The tornadic swirling of Reginald’s guts came on again. An air bubble inside him boldly bloomed and then violently burst. He couldn’t help it. The air around them suddenly turned foul. “It doesn’t disappoint me in the slightest,” he said through clenched teeth as he desperately tried to hold in yet another assault of intestinal origin. He relented and let it blow. He wasn’t strong enough to defeat this demon. He was powerless to stop it. “I’m so sorry,” he said to her. “I wouldn’t be a bit offended if you requested a new seat assignment,” and Reginald quickly got up and made his way to the on-board lavatory with the speed of a cartoon desert roadrunner.
Reginald had to flush 14 times to vanquish this latest horror to the netherworld. He cried in the mirror while he scrubbed his hands. He suddenly feared his new adventure would be nothing but the same. He questioned if his existence would ever be better. An impatient stranger pounded on the door. “Are you almost done in there?” Reginald dried his hands and came out. The impatient stranger went in. And as Reginald walked away up the aisle, he heard the impatient stranger cry out, “Oh my god!”
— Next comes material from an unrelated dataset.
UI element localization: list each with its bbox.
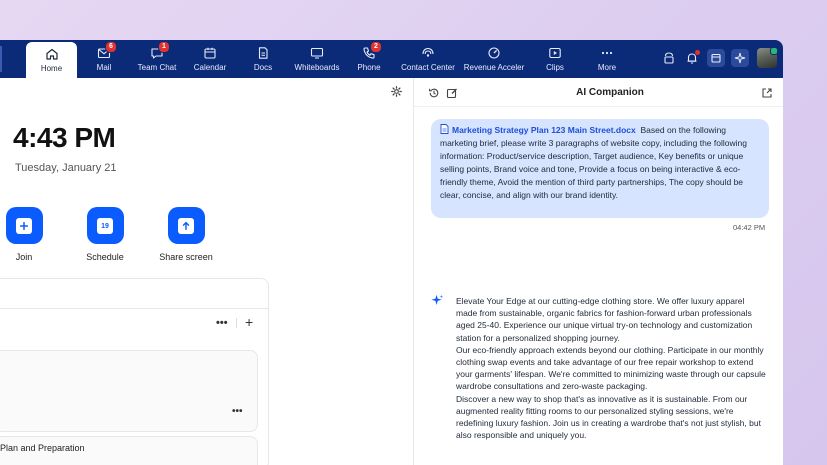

When Reginald returned to his seat, he was surprised to see Millie still sitting there. The train lurched forward in impending departure. Reginald wobbled on his feet, nearly fell into his seat. She looked up from her knitting. “Everything okay?”
Reginald sighed. He felt betrayed by his own body. He felt defeated. “For the moment,” he said. He looked out the window and the movement of the world passing by began to pick up speed. “You didn’t change seats. Why? I was entirely prepared to make the journey alone… As I so often do.”
Millie smiled. “Honey… We all have struggles in this world, some more than others. I’m not going to look down upon you because you’re different. I’d be no better than the fools running the show here in this fascist state. I’m different, you’re different… Hell baby, we all are different. What gives them the right to make my way of life illegal? They don’t have any. Just like I have no right to bash you over the head for having a bewildering ass. But here we are, both of us escaping our present-tense situations because we can’t live the way we want to live. History is full of situations just like this. Full I tell you. Yet here we are again, having to fight to be who we want to be.” She stopped to take a breath and look out the window as the same world that passed him by passed her by as well. “But they’ll get theirs in the end,” she exhaled with hope. “Hateful folks like that always do. And when it comes, I will make a joyful noise and dance upon their toes.”
Then Reginald Rangoon made a joyful noise of his own and he soiled the world around them with his own brand of rugged individuality, and they both gagged for a moment and then laughed like Jokers, and they settled in and carried on to newer and better lives atop the rails, steel wheels biting and sparking in defiance.